To get those data, we have to go to each school or district individually and try to talk them into providing it. But this is protected personal information and schools are, quite reasonably, not eager to let those data go willy-nilly. Of course, we don’t need data that would identify students—just the demographic information—but the concern from schools is understandable and appropriate.
As schools see more and more utility in sharing data through secure systems with appropriate privacy protections in place, those data are becoming increasingly available. I’m optimistic that our recent acquisition of Schoolzilla will help us refine our assessments because the schools using it have already seen some benefit in sharing those data, and it’s already designed to separate the information we need from anything identifying the student personally.
Everyone’s trying to crack this nut, so I’m looking forward to seeing the progress we’ll make on it at Renaissance and in the field more broadly.
The future of assessment
Schools typically test kids at the beginning of the year to screen who’s high, who’s low, and who ought to get special treatment, and then at the end of the year to determine who learned and who didn’t. More frequent but less time-consuming assessments throughout the year can help guide differentiation and instruction. In cases that require frequent progress-monitoring, our Star Assessments can be used monthly or even as often as weekly, although three or four assessments throughout the year should be enough to help teachers make decisions about individual students’ instruction. The trend toward using assessments to guide instruction is pretty well developed here at Renaissance, but it continues to grow around the country. I think that is the direction that things will increasingly go in the coming years.
Kids will be grouped, and students will be treated similarly within their group, but differently across groups, in an effort to bring everyone to the same point of competency. It probably won’t fully succeed in bringing every student to the point we’d like to see them—it has never worked before in all the ways that have been tried—but I think it’s a much more promising approach that we should pursue vigorously in the near future.
Another approach that I think we’re going to see more of in the long term is embedded assessments. These are tests that are folded into instruction so as to be indistinguishable. In theory, students won’t even know they’re being assessed, and the results should be available to inform instruction almost immediately.
This concept is new enough that it needs to be validated more. There will be some surprises (both happy and disappointing) as it’s developed and refined, but we’re likely to see a great deal of evolution on embedded assessments.
Increasingly, artificial intelligence (AI) applications are in development or used in educational settings, whether for assessment or instruction or a combination of the two. As with embedded assessments, the field still has a lot of shaking out to do, but it’s promising.

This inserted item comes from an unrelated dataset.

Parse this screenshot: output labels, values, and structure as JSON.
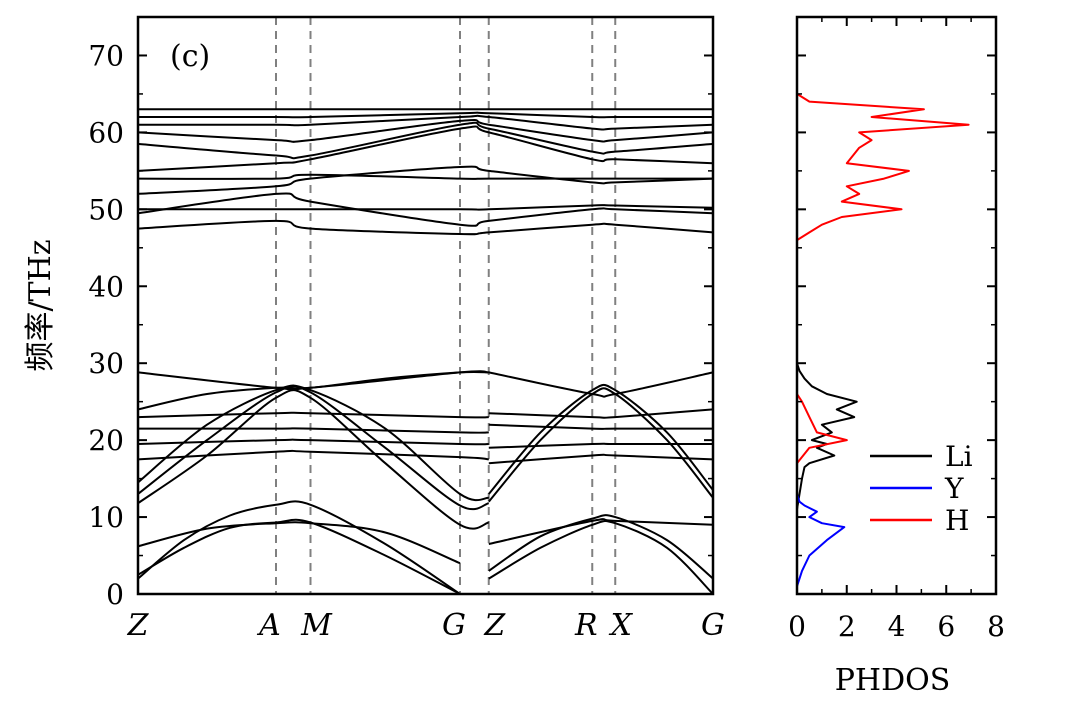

Again, I am optimistic while maintaining a healthy skepticism about changes like this. When new technologies come along, they need to be explored just as computer-adaptive testing was explored. CAT succeeded. A lot of other technologies have fallen by the wayside for one reason or another, and we’ll see that happen going forward again with other possibilities AI will open for us.
We need to be appropriately conscious of the fact that most exciting innovations will fall short for one reason or another. But that’s “old guy talk” that we don’t want to hear from the younger researchers exploring these new avenues. We need to encourage those innovators so they pursue the work that will uncover technologies and methodologies as effective as CAT.